From time to time, you may need to revoke an existing API key. For example, if a key is no longer needed, has been exposed, or you simply want to rotate your credentials as part of your regular security hygiene, you will need to Revoke your API Key.
This article walks you through how to safely revoke an API key from your 101domain account. If you’ve lost your key and need to both revoke and replace it, refer to I lost my API Key. How can I view it Again?.
Before you begin, make sure you have a 101domain account. If you don’t have one yet, see Setting Up A 101domain Account.

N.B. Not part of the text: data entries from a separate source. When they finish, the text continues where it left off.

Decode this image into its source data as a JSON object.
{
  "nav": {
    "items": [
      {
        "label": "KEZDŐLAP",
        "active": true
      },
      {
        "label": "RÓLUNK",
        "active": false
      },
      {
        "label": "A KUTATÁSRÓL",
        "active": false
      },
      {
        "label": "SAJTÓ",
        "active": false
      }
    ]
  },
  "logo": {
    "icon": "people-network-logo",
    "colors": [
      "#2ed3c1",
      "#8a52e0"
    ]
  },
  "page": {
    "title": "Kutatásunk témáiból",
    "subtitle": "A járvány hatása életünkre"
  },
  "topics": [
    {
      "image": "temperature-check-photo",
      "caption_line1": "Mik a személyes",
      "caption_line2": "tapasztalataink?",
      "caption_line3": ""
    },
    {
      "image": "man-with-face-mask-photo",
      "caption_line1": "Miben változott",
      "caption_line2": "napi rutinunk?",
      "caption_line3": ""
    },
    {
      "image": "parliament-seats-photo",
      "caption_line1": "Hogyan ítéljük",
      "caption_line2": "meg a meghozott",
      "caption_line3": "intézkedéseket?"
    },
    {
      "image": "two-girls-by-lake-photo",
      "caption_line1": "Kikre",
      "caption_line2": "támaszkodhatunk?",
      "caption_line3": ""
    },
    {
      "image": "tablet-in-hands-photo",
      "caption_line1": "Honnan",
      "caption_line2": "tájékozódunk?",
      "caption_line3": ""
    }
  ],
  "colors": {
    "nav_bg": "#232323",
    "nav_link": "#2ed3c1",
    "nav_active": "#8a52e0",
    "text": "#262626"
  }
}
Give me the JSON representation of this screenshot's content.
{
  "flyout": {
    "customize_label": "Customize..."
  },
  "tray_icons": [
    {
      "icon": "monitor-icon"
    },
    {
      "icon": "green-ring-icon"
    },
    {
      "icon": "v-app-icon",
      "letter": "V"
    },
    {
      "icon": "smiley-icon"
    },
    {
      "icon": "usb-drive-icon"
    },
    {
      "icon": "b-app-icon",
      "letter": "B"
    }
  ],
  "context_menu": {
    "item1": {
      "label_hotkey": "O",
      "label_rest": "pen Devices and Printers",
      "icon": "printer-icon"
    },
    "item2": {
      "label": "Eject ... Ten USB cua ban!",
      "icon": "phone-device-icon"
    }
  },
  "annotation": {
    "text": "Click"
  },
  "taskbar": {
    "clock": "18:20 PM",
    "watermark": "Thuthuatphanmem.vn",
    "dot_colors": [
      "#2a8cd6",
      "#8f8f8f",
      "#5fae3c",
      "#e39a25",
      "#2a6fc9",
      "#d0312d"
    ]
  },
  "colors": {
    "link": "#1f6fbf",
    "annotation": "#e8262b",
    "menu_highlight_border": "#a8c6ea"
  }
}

Why You Might Need to Revoke a Key
You should revoke (delete) an API key if:
-
You suspect it has been compromised or shared unintentionally
-
The integration or application using the key is being retired
-
You are rotating keys as part of a regular security policy
-
You want to reduce the number of active keys tied to your account
Revoking a key immediately blocks further use of that key for API access.
Steps to Revoke an API Key
Follow these steps to revoke an existing API key from your 101domain account.
-
Log into your my.101domain.com account.
-
Navigate to My Account.
-
From the My Account menu, click on Developer Tools - API & MCP.
-
In the Developer Tools menu, scroll down the page to find the lost API key in the list and click on Revoke.
This will immediately stop any applications currently using that specific key from communicating with the API and will no longer appear in this list.
-
A pop-up will appear for you to confirm that you want to revoke your key. Click on Yes, Revoke Key if you want to proceed or Cancel if you want to retain this key.
After You Revoke a Key
If any applications or services were using the revoked key, you’ll need to:
-
Generate a new API key in the same Developer Tools - API & MCP section.
-
Update your applications with the new key.
-
Restart or redeploy your services so the new key takes effect.